Doubtless Teheran merits harsh condemnation,
certainly for severe domestic repression and the
inflammatory rhetoric of President Mahmoud
Ahmadinejad (who has little to do with foreign
affairs). It is, however, useful to ask how
Washington would act if Iran had invaded and
occupied Canada and Mexico, overthrown the
governments there, slaughtered scores of thousands
of people, deployed major naval forces in the
Caribbean and issued credible threats to destroy the
United States if it did not immediately terminate
its nuclear energy programs (and weapons). Would we
watch quietly? After the United States invaded Iraq,
"Had the Iranians not tried to build nuclear
weapons, they would be crazy," said Israeli military
historian Martin van Creveld.
Surely no sane person wants Iran (or anyone) to
develop nuclear weapons. A reasonable solution to
the crisis would permit Iran to develop nuclear
energy, in accord with its rights under the
Non-Proliferation Treaty, but not nuclear weapons.
Is that outcome feasible? It would be, under one
condition: that the United States and Iran were
functioning democratic societies, in which public
opinion has a significant impact on public policy,
overcoming the huge gulf that now exists on many
critical issues, including this one.
That reasonable solution has overwhelming support
among Iranians and Americans, who agree quite
generally on nuclear issues, according to recent
polls by the Program on International Policy
Attitudes, at the University of Maryland. The
Iranian-American consensus extends to complete
elimination of nuclear weapons everywhere (82 per
cent of Americans), and if that cannot be achieved,
a "nuclear-weapons-free zone in the Middle East that
would include Islamic countries and Israel (71 per
cent of Americans)." To 75 per cent of Americans, it
is better to build relations with Iran rather than
use threats of force.
These facts suggest a possible way to prevent the
current crisis from exploding, perhaps even to World
War III, as predicted by British military historian
Correlli Barnett. That awesome threat might be
averted by pursuing a familiar proposal: democracy
promotion — at home, where it is badly needed.
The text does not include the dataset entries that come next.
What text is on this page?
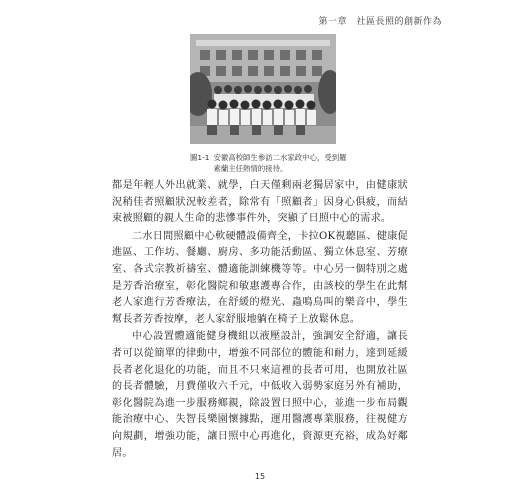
第一章　社區長照的創新作為
圖1-1 安徽高校師生參訪二水家政中心，受到羅素蘭主任熱情的接待。

都是年輕人外出就業、就學，白天僅剩兩老獨居家中，由健康狀況稍佳者照顧狀況較差者，除常有「照顧者」因身心俱疲，而結束被照顧的親人生命的悲慘事件外，突顯了日照中心的需求。

二水日間照顧中心軟硬體設備齊全，卡拉OK視聽區、健康促進區、工作坊、餐廳、廚房、多功能活動區、獨立休息室、芳療室、各式宗教祈禱室、體適能訓練機等等。中心另一個特別之處是芳香治療室，彰化醫院和敏惠護專合作，由該校的學生在此幫老人家進行芳香療法，在舒緩的燈光、蟲鳴鳥叫的樂音中，學生幫長者芳香按摩，老人家舒服地躺在椅子上放鬆休息。

中心設置體適能健身機組以液壓設計，強調安全舒適，讓長者可以從簡單的律動中，增強不同部位的體能和耐力，達到延緩長者老化退化的功能，而且不只來這裡的長者可用，也開放社區的長者體驗，月費僅收六千元，中低收入弱勢家庭另外有補助，彰化醫院為進一步服務鄉親，除設置日照中心，並進一步布局觀能治療中心、失智長樂園懷據點，運用醫護專業服務，往視健方向規劃，增強功能，讓日照中心再進化，資源更充裕，成為好鄰居。

15
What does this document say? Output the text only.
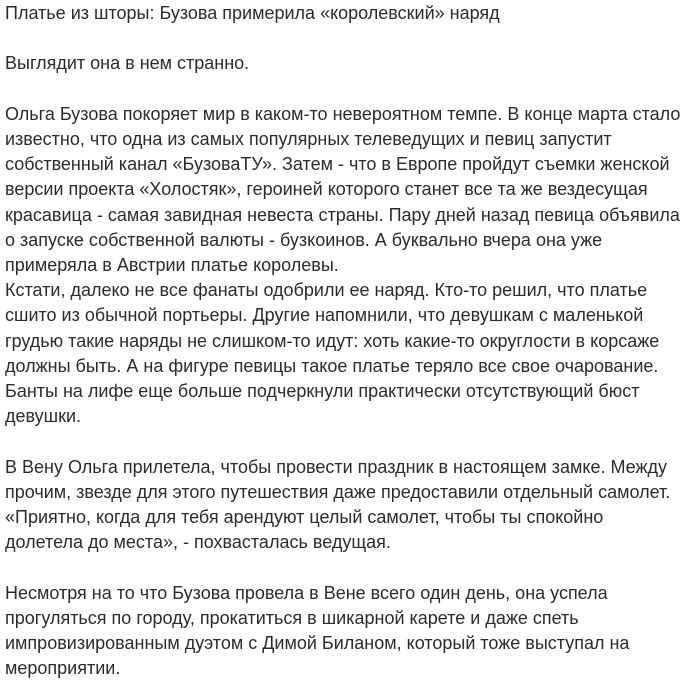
Платье из шторы: Бузова примерила «королевский» наряд

Выглядит она в нем странно.

Ольга Бузова покоряет мир в каком-то невероятном темпе. В конце марта стало известно, что одна из самых популярных телеведущих и певиц запустит собственный канал «БузоваТУ». Затем - что в Европе пройдут съемки женской версии проекта «Холостяк», героиней которого станет все та же вездесущая красавица - самая завидная невеста страны. Пару дней назад певица объявила о запуске собственной валюты - бузкоинов. А буквально вчера она уже примеряла в Австрии платье королевы.

Кстати, далеко не все фанаты одобрили ее наряд. Кто-то решил, что платье сшито из обычной портьеры. Другие напомнили, что девушкам с маленькой грудью такие наряды не слишком-то идут: хоть какие-то округлости в корсаже должны быть. А на фигуре певицы такое платье теряло все свое очарование. Банты на лифе еще больше подчеркнули практически отсутствующий бюст девушки.

В Вену Ольга прилетела, чтобы провести праздник в настоящем замке. Между прочим, звезде для этого путешествия даже предоставили отдельный самолет. «Приятно, когда для тебя арендуют целый самолет, чтобы ты спокойно долетела до места», - похвасталась ведущая.

Несмотря на то что Бузова провела в Вене всего один день, она успела прогуляться по городу, прокатиться в шикарной карете и даже спеть импровизированным дуэтом с Димой Биланом, который тоже выступал на мероприятии.
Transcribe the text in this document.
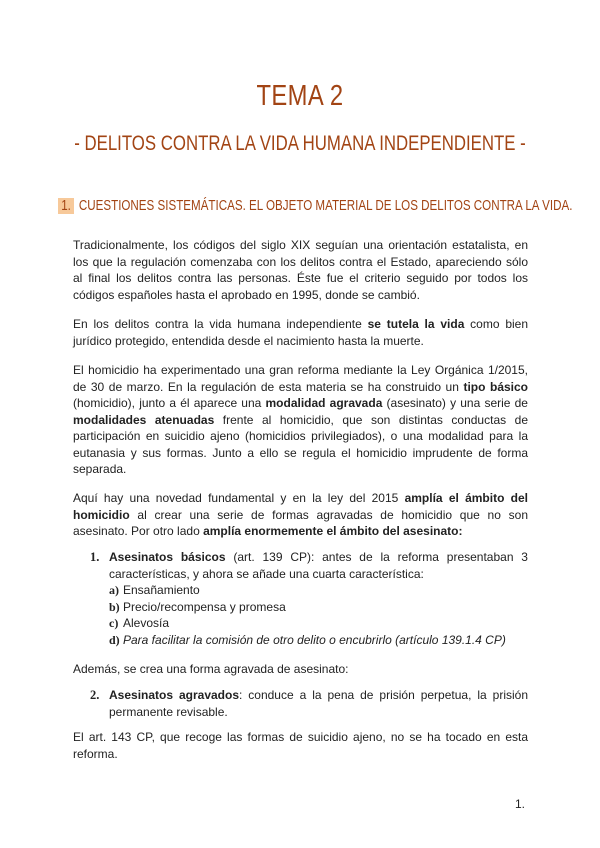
TEMA 2
- DELITOS CONTRA LA VIDA HUMANA INDEPENDIENTE -
1. CUESTIONES SISTEMÁTICAS. EL OBJETO MATERIAL DE LOS DELITOS CONTRA LA VIDA.
Tradicionalmente, los códigos del siglo XIX seguían una orientación estatalista, en los que la regulación comenzaba con los delitos contra el Estado, apareciendo sólo al final los delitos contra las personas. Éste fue el criterio seguido por todos los códigos españoles hasta el aprobado en 1995, donde se cambió.
En los delitos contra la vida humana independiente se tutela la vida como bien jurídico protegido, entendida desde el nacimiento hasta la muerte.
El homicidio ha experimentado una gran reforma mediante la Ley Orgánica 1/2015, de 30 de marzo. En la regulación de esta materia se ha construido un tipo básico (homicidio), junto a él aparece una modalidad agravada (asesinato) y una serie de modalidades atenuadas frente al homicidio, que son distintas conductas de participación en suicidio ajeno (homicidios privilegiados), o una modalidad para la eutanasia y sus formas. Junto a ello se regula el homicidio imprudente de forma separada.
Aquí hay una novedad fundamental y en la ley del 2015 amplía el ámbito del homicidio al crear una serie de formas agravadas de homicidio que no son asesinato. Por otro lado amplía enormemente el ámbito del asesinato:
1. Asesinatos básicos (art. 139 CP): antes de la reforma presentaban 3 características, y ahora se añade una cuarta característica:
a) Ensañamiento
b) Precio/recompensa y promesa
c) Alevosía
d) Para facilitar la comisión de otro delito o encubrirlo (artículo 139.1.4 CP)
Además, se crea una forma agravada de asesinato:
2. Asesinatos agravados: conduce a la pena de prisión perpetua, la prisión permanente revisable.
El art. 143 CP, que recoge las formas de suicidio ajeno, no se ha tocado en esta reforma.
1.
Although we cannot carry out the project directly in
Iran, we can act to improve the prospects for the
courageous reformers and oppositionists who are
seeking to achieve just that. They include people
like Saeed Hajjarian, Nobel laureate Shirin Ebadi
and Akbar Ganji, and those who as usual remain
nameless, among them labour activists.
We can improve the prospects for democracy promotion
in Iran by sharply reversing state policy here so
that it reflects popular opinion. That would entail
withdrawing the threats that are a gift to the
Iranian hardliners and are bitterly condemned for
that reason by Iranians truly concerned with
democracy promotion. We can act to open some space
for those who are seeking to overthrow the
reactionary and repressive theocracy from within,
instead of undermining their efforts by threats and
aggressive militarism.
Democracy promotion, while no panacea, would be a
useful step towards helping the United States become
a "responsible stakeholder" in the international
order (to adopt the term used for adversaries),
instead of being an object of fear and dislike
throughout much of the world. Apart from being a
value in itself, a functioning democracy at home
holds promise for a simple recognition that we don't
own the world, we share it.
Noam Chomsky is a professor of linguistics at the
Massachusetts Institute of Technology and the
author, most recently, of Hegemony or Survival
Americas Quest for Global Dominance.